While movants acknowledge that there may be some unique factual issues involved in each of the three actions because of the different positions of the various plaintiffs in the pancreas and insulin industry, movants argue that common questions of fact relating to the following issues, among others, predominate in this litigation: (1) the manner in which insulin manufacturers and other collectors and brokers of glands deal with slaughterhouses and packing plants; (2) the relationships between the manufacturers of insulin and the suppliers of pancreas glands; (3) the alleged price-fixing and stabilization of prices for animal pancreas glands; and (4) claims of monopolization of both the pancreas gland and insulin markets. Thus, movants contend that coordinated or consolidated pretrial proceedings under Section 1407 would prevent duplicative discovery, eliminate the possibility of inconsistent pretrial rulings, conserve judicial resources, and otherwise serve the convenience of the parties and witnesses and promote the just and efficient conduct of the litigation. Movants note that the transferee judge would have the broad discretion to allow discovery on issues unique to any action to proceed concurrently with the common discovery.

We find these arguments unpersuasive. The Illinois action was commenced over two years ago, considerable discovery has occurred in this action, and the Illinois plaintiff maintains that the action is nearly ready for trial. Thus, on the basis of the record before us, inclusion of the Illinois action in centralized pretrial proceedings could delay the termination of that action without producing any overriding benefit to the litigation as a whole. See In re Celotex Corporation "Technifoam" Products Liability Litigation, 68 F.R.D. 502, 505 (Jud.Pan. Mult.Lit.1975).

Only two other actions are involved here. And, although we recognize the existence of common questions of fact between these two actions, movants have not met their burden of convincing us that these common factual questions are sufficiently complex and that the accompanying discovery will be so time consuming as to justify transfer under Section 1407. See In re Scotch Whiskey Antitrust Litigation, 299 F. Supp. 543, 544 (Jud.Pan.Mult.Lit.1969).

We observe that suitable alternatives to Section 1407 transfer are available in order to minimize the possibility of duplicative discovery. For example, the parties may request from the appropriate district courts that discovery completed in any action and relevant to one or both of the other actions be made applicable to those actions; or the parties could seek to agree upon a stipulation that any discovery relevant to more than one action may be used in all those actions. See also In re the Upjohn Company Antibiotic Cleocin Products Liability Litigation, 81 F.R.D. 482 (E.D.Mich.1979); Manual for Complex Litigation, Parts I and II, §§ 3.11 (rev. ed. 1977). Also, consultation and cooperation among the three concerned district courts, if viewed appropriate by those courts, coupled with the cooperation of the parties, would minimize the possibility of conflicting pretrial rulings. See In re Raymond Lee Organization Inc. Securities Litigation, 446 F. Supp. 1266, 1268 (Jud.Pan.Mult.Lit.1978).

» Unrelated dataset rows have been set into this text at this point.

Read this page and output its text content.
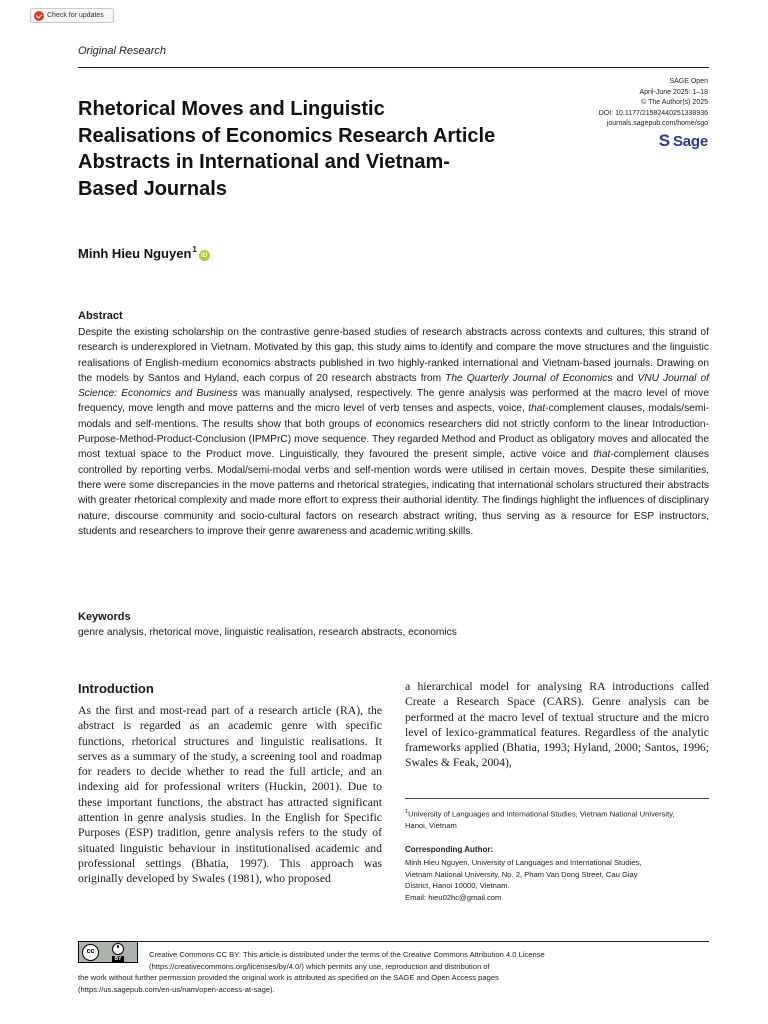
Check for updates
Original Research
SAGE Open
April-June 2025: 1–18
© The Author(s) 2025
DOI: 10.1177/21582440251338936
journals.sagepub.com/home/sgo
S Sage
Rhetorical Moves and Linguistic Realisations of Economics Research Article Abstracts in International and Vietnam-Based Journals
Minh Hieu Nguyen$^1$
iD
Abstract

Despite the existing scholarship on the contrastive genre-based studies of research abstracts across contexts and cultures, this strand of research is underexplored in Vietnam. Motivated by this gap, this study aims to identify and compare the move structures and the linguistic realisations of English-medium economics abstracts published in two highly-ranked international and Vietnam-based journals. Drawing on the models by Santos and Hyland, each corpus of 20 research abstracts from The Quarterly Journal of Economics and VNU Journal of Science: Economics and Business was manually analysed, respectively. The genre analysis was performed at the macro level of move frequency, move length and move patterns and the micro level of verb tenses and aspects, voice, that-complement clauses, modals/semi-modals and self-mentions. The results show that both groups of economics researchers did not strictly conform to the linear Introduction-Purpose-Method-Product-Conclusion (IPMPrC) move sequence. They regarded Method and Product as obligatory moves and allocated the most textual space to the Product move. Linguistically, they favoured the present simple, active voice and that-complement clauses controlled by reporting verbs. Modal/semi-modal verbs and self-mention words were utilised in certain moves. Despite these similarities, there were some discrepancies in the move patterns and rhetorical strategies, indicating that international scholars structured their abstracts with greater rhetorical complexity and made more effort to express their authorial identity. The findings highlight the influences of disciplinary nature, discourse community and socio-cultural factors on research abstract writing, thus serving as a resource for ESP instructors, students and researchers to improve their genre awareness and academic writing skills.

Keywords
genre analysis, rhetorical move, linguistic realisation, research abstracts, economics
Introduction

As the first and most-read part of a research article (RA), the abstract is regarded as an academic genre with specific functions, rhetorical structures and linguistic realisations. It serves as a summary of the study, a screening tool and roadmap for readers to decide whether to read the full article, and an indexing aid for professional writers (Huckin, 2001). Due to these important functions, the abstract has attracted significant attention in genre analysis studies. In the English for Specific Purposes (ESP) tradition, genre analysis refers to the study of situated linguistic behaviour in institutionalised academic and professional settings (Bhatia, 1997). This approach was originally developed by Swales (1981), who proposed

a hierarchical model for analysing RA introductions called Create a Research Space (CARS). Genre analysis can be performed at the macro level of textual structure and the micro level of lexico-grammatical features. Regardless of the analytic frameworks applied (Bhatia, 1993; Hyland, 2000; Santos, 1996; Swales & Feak, 2004),

$^1$University of Languages and International Studies, Vietnam National University, Hanoi, Vietnam
Corresponding Author:
Minh Hieu Nguyen, University of Languages and International Studies,
Vietnam National University, No. 2, Pham Van Dong Street, Cau Giay
District, Hanoi 10000, Vietnam.
Email: hieu02hc@gmail.com
cc
BY	Creative Commons CC BY: This article is distributed under the terms of the Creative Commons Attribution 4.0 License
(https://creativecommons.org/licenses/by/4.0/) which permits any use, reproduction and distribution of
the work without further permission provided the original work is attributed as specified on the SAGE and Open Access pages
(https://us.sagepub.com/en-us/nam/open-access-at-sage).
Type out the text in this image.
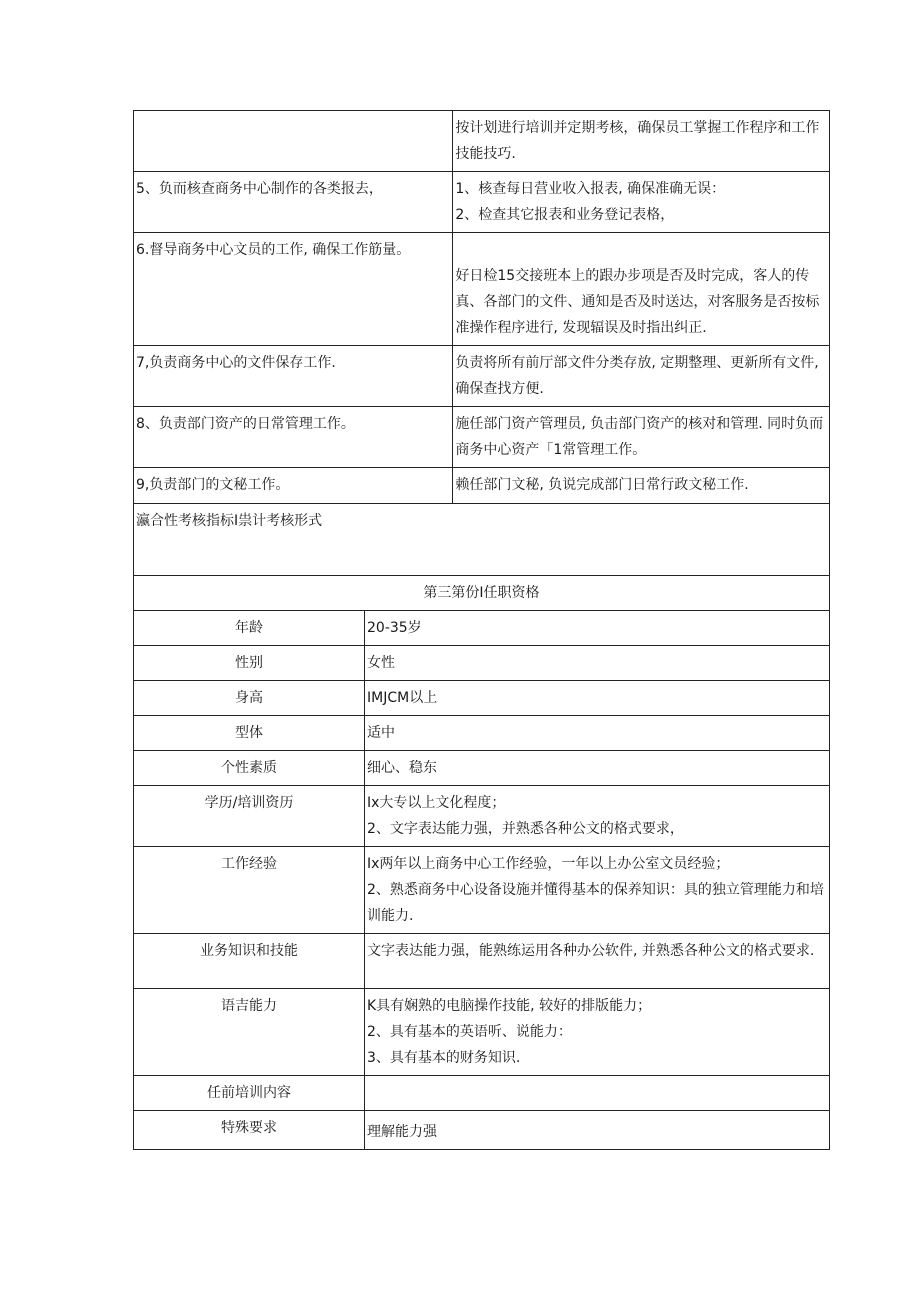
	按计划进行培训并定期考核，确保员工掌握工作程序和工作技能技巧.

5、负而核查商务中心制作的各类报去，	1、核查每日营业收入报表, 确保准确无误：
2、检查其它报表和业务登记表格，

6.督导商务中心文员的工作, 确保工作筋量。	好日检15交接班本上的跟办步项是否及时完成，客人的传真、各部门的文件、通知是否及时送达，对客服务是否按标准操作程序进行, 发现辐误及时指出纠正.

7,负责商务中心的文件保存工作.	负责将所有前厅部文件分类存放, 定期整理、更新所有文件, 确保查找方便.

8、负责部门资产的日常管理工作。	施任部门资产管理员, 负击部门资产的核对和管理. 同时负而商务中心资产「1常管理工作。

9,负责部门的文秘工作。	赖任部门文秘, 负说完成部门日常行政文秘工作.

瀛合性考核指标I祟计考核形式	
第三第份I任职资格	
年龄	20-35岁

性别	女性

身高	IMJCM以上

型体	适中

个性素质	细心、稳东

学历/培训资历	Ix大专以上文化程度；
2、文字表达能力强，并熟悉各种公文的格式要求，

工作经验	Ix两年以上商务中心工作经验，一年以上办公室文员经验；
2、熟悉商务中心设备设施并懂得基本的保养知识：具的独立管理能力和培训能力.

业务知识和技能	文字表达能力强，能熟练运用各种办公软件, 并熟悉各种公文的格式要求.

语吉能力	K具有娴熟的电脑操作技能, 较好的排版能力；
2、具有基本的英语听、说能力：
3、具有基本的财务知识.

任前培训内容	

特殊要求	理解能力强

IT IS THEREFORE ORDERED that the motion pursuant to 28 U.S.C. § 1407 to transfer the actions listed on the following Schedule A be, and the same hereby is, DENIED.

                    SCHEDULE A
  Northern District of Illinois
By-Product Corp. v. Eli Lilly and       C.A.No.
Co., et al.                             78C3627
  Eastern District of Pennsylvania
Philadelphia Geriatric Center, etc.     C.A.No.
v. Eli Lilly and Co., et al.            794364
  Northern District of California
O'Neill Meat Co., et al. v. Eli Lilly   C.A.No.
and Co., et al.                         C79-3755-SAW

NOTES

[1] Movants represent that Salzman, a defendant in the California action, "has authorized [movants] to represent that it does not oppose transfer of the [California] action to Chicago."